Summary of Relevant Statute of Limitations
- Time for Making Assessment – Generally the statute of limitations for making an assessment is three years from the later of the due date of the tax return or the date it was filed. Exceptions to the three-year rule where there is no statute of limitations:
- Fraudulent return – An assessment may be made at any time if the IRS can prove a fraudulent return.
- Willful attempt to evade tax – In case of a willful attempt in any manner to defeat or evade a tax, the tax may be assessed, or a proceeding in court for the collection of such tax may be begun without assessment, at any time.
- No return filed – In the case of failure to file a return, the tax may be assessed, or a proceeding in court for the collection of such tax may be begun without assessment.
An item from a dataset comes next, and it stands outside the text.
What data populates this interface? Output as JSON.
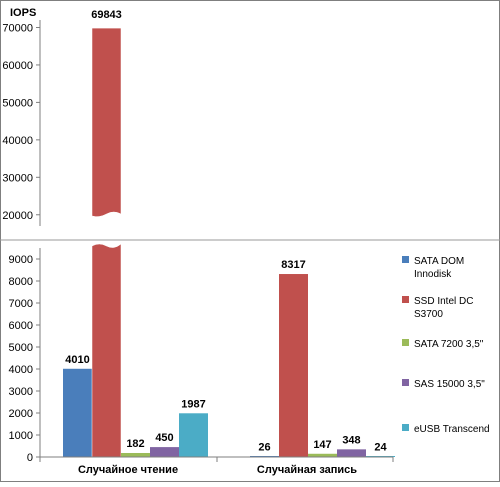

- Substantial omission – If the taxpayer omits from gross income an amount properly inculpable therein which is more than 25 percent of the amount of gross income stated in the return, the tax may be assessed, or a proceeding in court for the collection of such tax may be begun without assessment, at any time within six years after the return was filed.
Extending the Statute of Limitations
Consent forms may extend the statute of limitations to a specific date or indefinitely. Several consent forms have a related termination form which revokes the extension. The following are some of the consents and termination forms used to extend the statute expiration date:
- Form 872, Consent to Extend the Time to Assess Tax.
- Form 872-A, Special Consent to Extend the Time to Assess Tax.
- Form 872-B, Consent to Extend the Time to Assess Miscellaneous Excise Taxes.
Suspension of the Statute of Limitations
Issuance of statutory notice of deficiency – The 90-day letter suspends the statute of limitations from the date of the letter up to 90 days (150 days for a foreign address) awaiting the taxpayer’s response, plus an additional 60 days. (Section 6503)
Collection of Taxes by the IRS
The IRS has 10 years to collect taxes after they are assessed.
Claims for Refund
A timely filed claim for refund or credit extends the statute date for the length of time it takes the IRS to act on the claim for refund. A claim for a refund or credit must be filed by the normal statute expiration date or within two years after the tax is paid to be considered timely.
This outline is not intended to be an exhaustive review of the statute of limitations, but to highlight some of the more common provisions dealing with the statute of limitations. There is other statute of limitations provisions that are not discussed here, and which may be relevant to the tax practitioner.